Introduction: Doll House for Pippi Longstocking (Langstrumpf)

For my daughter I have built a colorful Pippi Longstocking (Langstrumpf) doll house with plywood and some accessories (3D printed parts). The building concept is modular so you can adapt it easily and let your creativity play.

Step 1: Material and Tools Required

Material required:
-Plywood 4mm
-Pine wood lath22x22mm
-Wood glue
-Wood tenons (to connect the triangle wood profile of the roof with the 4-groove-profile)

Tools required:
-Buzz saw/circular saw
-Jig saw
-Drill machine
-Sand paper

Step 2: Design Phase

Download the drawings or models of the standard parts. Size your doll house as you like and setup a BOM (bill of material) with the dimensions of each part.  Then cut all the parts, doors and windows and grind the corners and edges. Perform a fit check with all parts before painting. If it the grooves are too tight, make them larger. Keep in mind the paint will add to the thickness of the plywood panel! I have written numbers on each physical part for identification and equally on the 2D drawing. This will assist again during assembly.

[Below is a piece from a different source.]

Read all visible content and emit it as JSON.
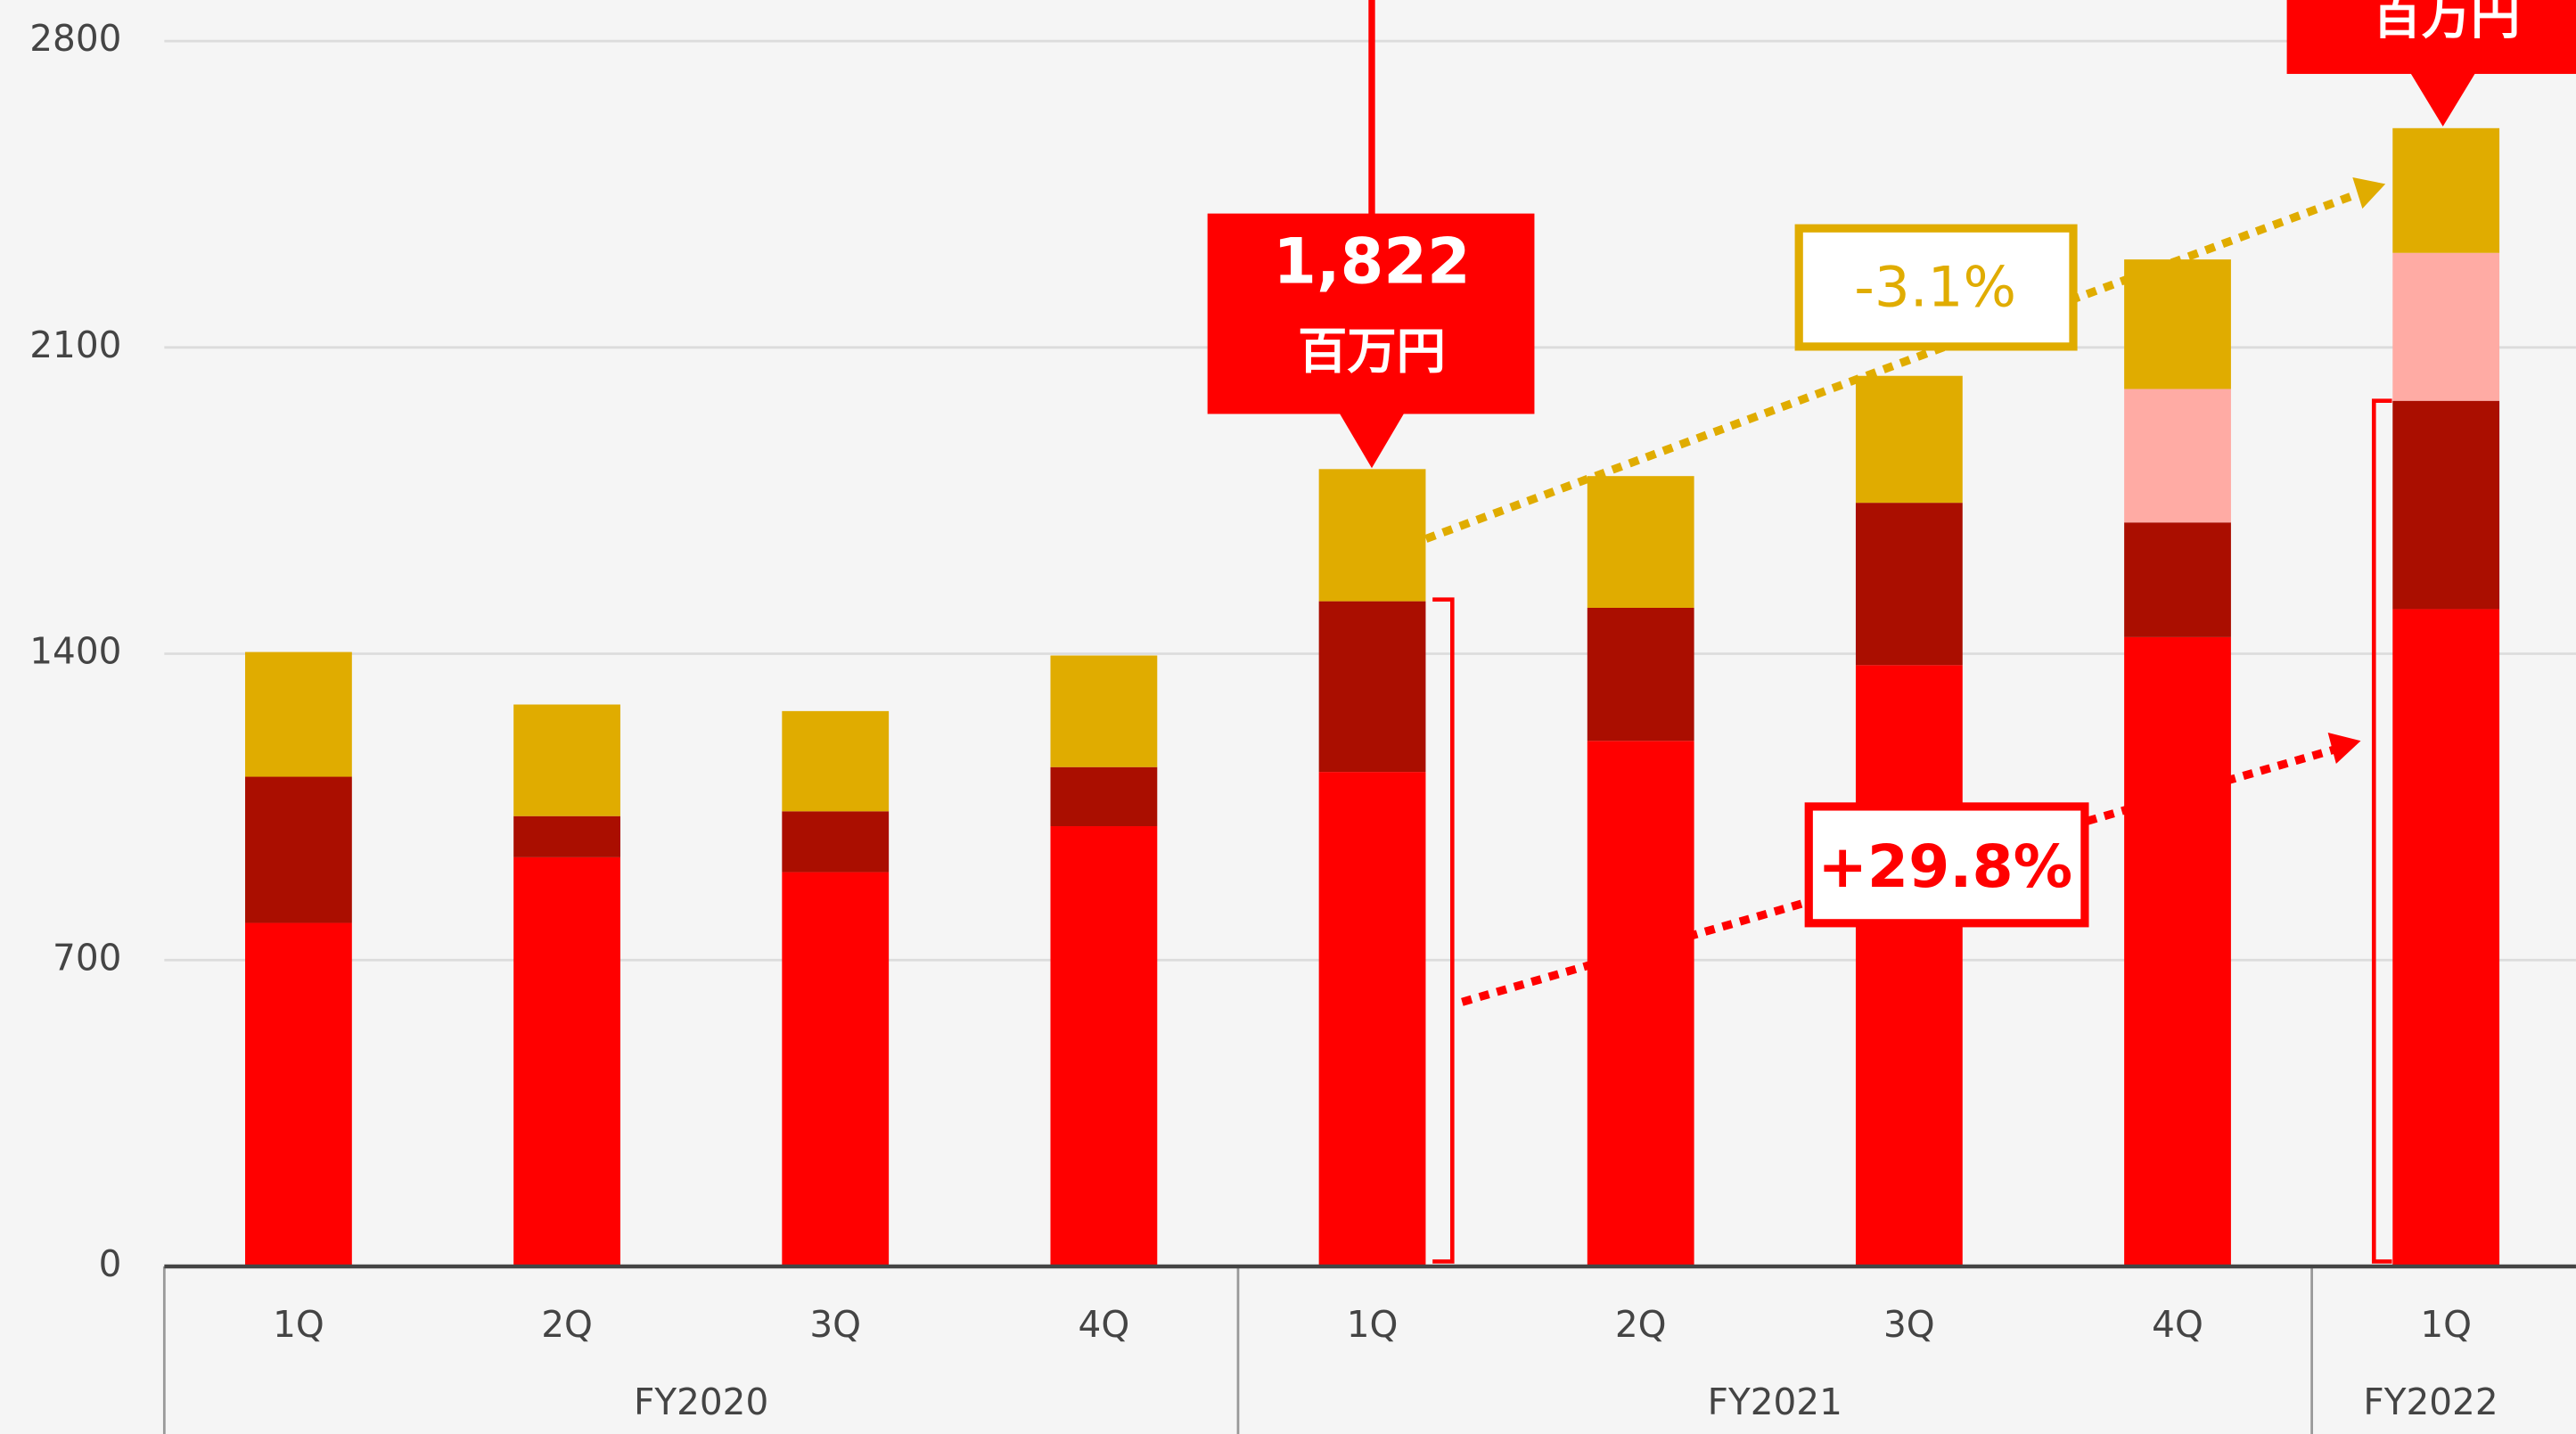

Attached are some photos to understand the design principles.

Step 3: Painting

Usually I paint wood with “colored water” as I like it to see the wood structure on one hand and on the other hand it saves drying time and paint: mix water-solvable paint with some water, apply it with a paint brush regularly and let it dry. Be aware the plywood parts (in my case  4mm) bend quite a bit if you paint them on one side at a time. If you paint the other side later, the bending will be compensated again. This kind of paint technique is fast drying so you can proceed with final assembly soon.

Step 4: Assembly

Use wood glue (water resistant) at each joint and wipe off the exceeding glue. Work quick but accurately as angular tolerances accumulate and maybe the last pieces don´t fit. The back walls will help to stabilize the structure.
I recommend to place some felt knobs on the lower side of the house to avoid scratches on the parquet floor.

Step 5: 3D Printed Parts

If you do not own a 3D printer like me, go to, register and search for a 3D printer in your neighborhood. 3D hubs is a worldwide 3D printing community. Upload your 3D models as STL file, pay online and grab the parts at the person who printed the parts for you or you get the parts shipped depending on the services provided. Also, you can select different materials (e.g. PLA, ABS etc.) and colors. If you want to design things on your own: go to Autodesk 123D, download the design software (free) and do 3D modeling on your own. Then save your model as STL file, which is used as a standard file format for 3D printing. Or just go to and search for CAD models for download.

The ABS printed parts I have painted with a brush. In some flower boxes I have put plastic flowers and casted them with gypsum.